VMware Partner Exchange Technical Notes

Caution: Articles written for technical not grammatical accuracy, If poor grammar offends you proceed with caution ;-)

Below are some notes that I took from the VMware Partner Exchange technical sessions that I attended.  I left off the BCDR Workshop because it will become a separate post.

Upgrade and Migration Tips:
This session was conducted by Mustafa Kahlil, who is probably THE senior SE at VMware. He has over 10 years with the company and started around ESX 0.9. The session centered around a group of flow charts that followed a nice decision tree for upgrade or migration to VI4. The flowchart will provide everything you need for a upgrade / migration engagement. Some highlights: “Upgrade VMotion” will perform a combination VMotion from ESX 2.5 to ESX/ESXi 4 and a Storage VMotion from VMFS 2.x to VMFS 3.x. A VMotion licence will be required. This will allow direct MIGRATION from ESX 2.5 to ESX/ESXi 4. In order to UPGRADE, the latest update build of ESX/ESXi 3.5 will be required. A “vSphere Update Utility” (AKA VMware Infrastructure Update Utility) will be used to update ESXi if VUM is not used. VUM will be the easiest path. The utility will only be able to update one host at a time, but could be scripted to perform a chain of updates. THERE WILL BE NO UPGRADE PATH FOR VMs ON NFS! Only migration will be used for NFS VMs. The most interesting thing Mustafa said was

“Eventually, no service console”

Remember this in your Plan and Design engagements for VI3. I have always been a supporter of ESXi over ESX.
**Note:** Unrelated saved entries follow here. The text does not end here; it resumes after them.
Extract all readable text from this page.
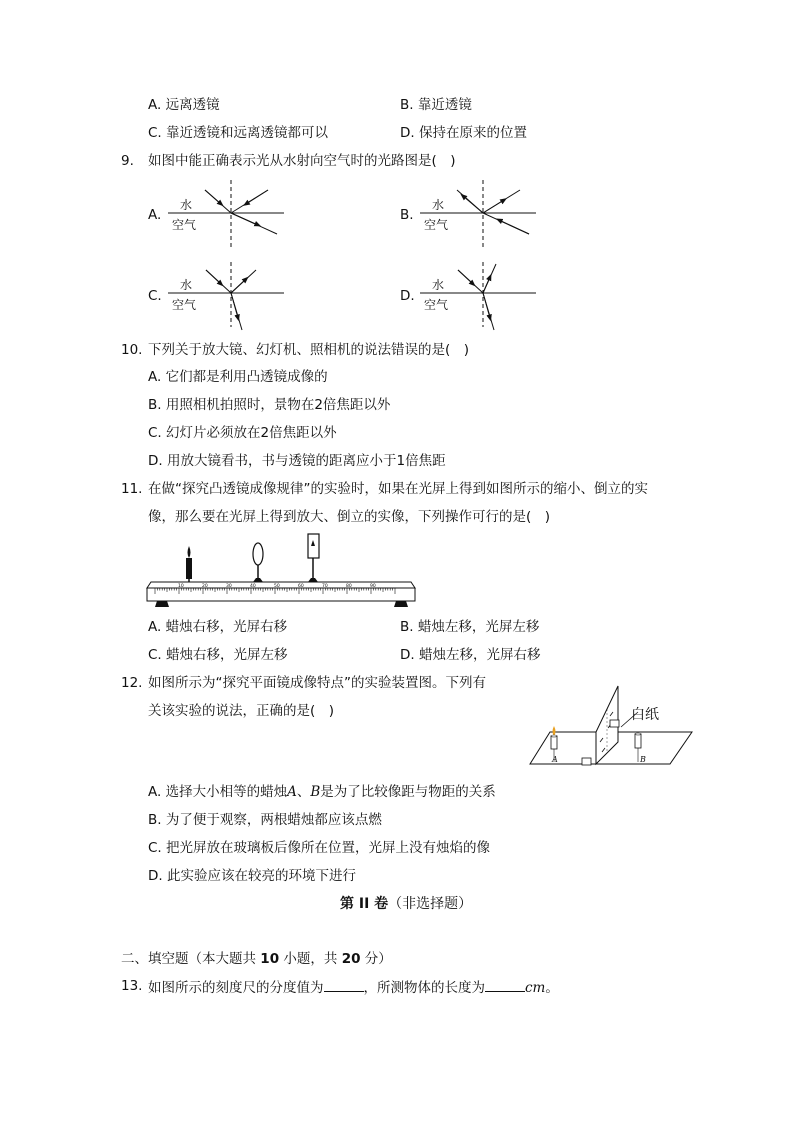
A. 远离透镜	B. 靠近透镜
C. 靠近透镜和远离透镜都可以	D. 保持在原来的位置
9. 如图中能正确表示光从水射向空气时的光路图是(　)
A.	B.
C.	D.
水
空气
水
空气
水
空气
水
空气
10. 下列关于放大镜、幻灯机、照相机的说法错误的是(　)
A. 它们都是利用凸透镜成像的
B. 用照相机拍照时，景物在2倍焦距以外
C. 幻灯片必须放在2倍焦距以外
D. 用放大镜看书，书与透镜的距离应小于1倍焦距
11. 在做“探究凸透镜成像规律”的实验时，如果在光屏上得到如图所示的缩小、倒立的实
像，那么要在光屏上得到放大、倒立的实像，下列操作可行的是(　)
10	20	30	40	50	60	70	80	90
A. 蜡烛右移，光屏右移	B. 蜡烛左移，光屏左移
C. 蜡烛右移，光屏左移	D. 蜡烛左移，光屏右移
12. 如图所示为“探究平面镜成像特点”的实验装置图。下列有
关该实验的说法，正确的是(　)
A	B
白纸
A. 选择大小相等的蜡烛A、B是为了比较像距与物距的关系
B. 为了便于观察，两根蜡烛都应该点燃
C. 把光屏放在玻璃板后像所在位置，光屏上没有烛焰的像
D. 此实验应该在较亮的环境下进行
第 II 卷（非选择题）
二、填空题（本大题共 10 小题，共 20 分）
13. 如图所示的刻度尺的分度值为	，所测物体的长度为	cm。
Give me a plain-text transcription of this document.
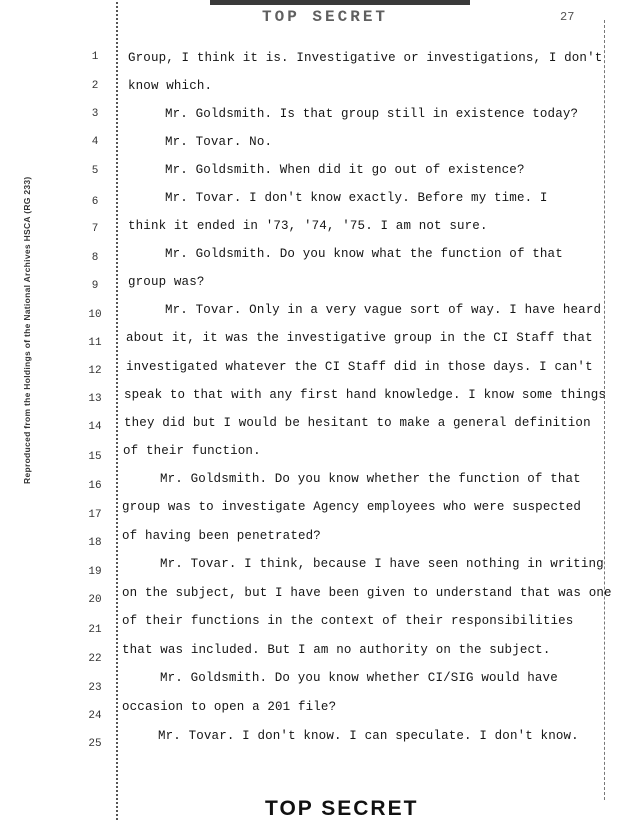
TOP SECRET	27
Reproduced from the Holdings of the National Archives HSCA (RG 233)
1	Group, I think it is. Investigative or investigations, I don't
2	know which.
3	Mr. Goldsmith. Is that group still in existence today?
4	Mr. Tovar. No.
5	Mr. Goldsmith. When did it go out of existence?
6	Mr. Tovar. I don't know exactly. Before my time. I
7	think it ended in '73, '74, '75. I am not sure.
8	Mr. Goldsmith. Do you know what the function of that
9	group was?
10	Mr. Tovar. Only in a very vague sort of way. I have heard
11	about it, it was the investigative group in the CI Staff that
12	investigated whatever the CI Staff did in those days. I can't
13	speak to that with any first hand knowledge. I know some things
14	they did but I would be hesitant to make a general definition
15	of their function.
16	Mr. Goldsmith. Do you know whether the function of that
17
group was to investigate Agency employees who were suspected
18	of having been penetrated?
19
Mr. Tovar. I think, because I have seen nothing in writing
20	on the subject, but I have been given to understand that was one
21
of their functions in the context of their responsibilities
22
that was included. But I am no authority on the subject.
23
Mr. Goldsmith. Do you know whether CI/SIG would have
24
occasion to open a 201 file?
25
Mr. Tovar. I don't know. I can speculate. I don't know.
TOP SECRET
Performance Best Practices for ESX:
This was, by far, THE BEST session. It was two hours of drinking from a fire hose. I took three pages of notes and they didn’t get through all of the slides. Next week, they are expecting to release an updated performance whitepaper on the VROOM! site. Here are the main things that should be considered for performance:

First and foremost, VM performance has little to do with the ESX configuration tweaks, but has a LOT to do with VM configuration tweaks. The main points were this – Understand the application profile, choose the platform wisely and tune the VM settings. All of the performance information below assumes enough CPU and RAM are provided to an app.

Most CPU intensive apps virtualize very well. Most memory intensive apps virtualize very well. As stated before VMware demonstrated a RHEL/ORA VM that could handle 8x of Visa’s online transactions.

Network usage – between 1 and 16 Gbps will virtualize with proper VM tuning, Over 16Gbps will not. (40Gbps in VI4)
Storage I/O – between 10-100k will virtualize with proper VM tuning. Over 100k will not (200k in VI4)
Anything with more than 8CPUs or 255GB RAM will also not virtualize.

See the doc -> http://www.vmware.com/pdf/asplos235_adams.pdf

Use Intel VT / AMD RVI. The newer chips also include hardware based paging for memory, which takes a load off of the hypervisor.

Use TSO and Jumbo Frames for networks. JF is disabled by default and must be enabled on all devices involved – NIC BIOS, vSwitch, VM OS, pSwitch. VI4 will support JF in iSCSI as well. pNICs should also handle 64bit DMA and multiple scatter/gather elements for the frame. Also, force speed and duplex, separate traffic, use teamin, etc.

Configure storage properly – spindle count, hot spots, LUN layout, etc. Use VMFS instead of RDMs. Use 4k I/O for best performance over 16k and 64k.

VM setting:
Choose the proper OS. This determines the proper monitor type, optimal devices, etc.
Use 64bit OSes for high memory usage
Enable large pages in OS and app (default is disabled)
most apps do not scale well beyond 4/8 CPUs with the exception of RHEL/ORA

See the doc http://www.vmware.com/files/pdf/consolidating_webapps_vi3_wp.pdf


They should not need to be tweaked! Kernel latency MAY indicate it is necessary to tweak queues.

Perform adminitsrative tasks (new VMs, clones, etc.) during off hours. These produce storage performance hits.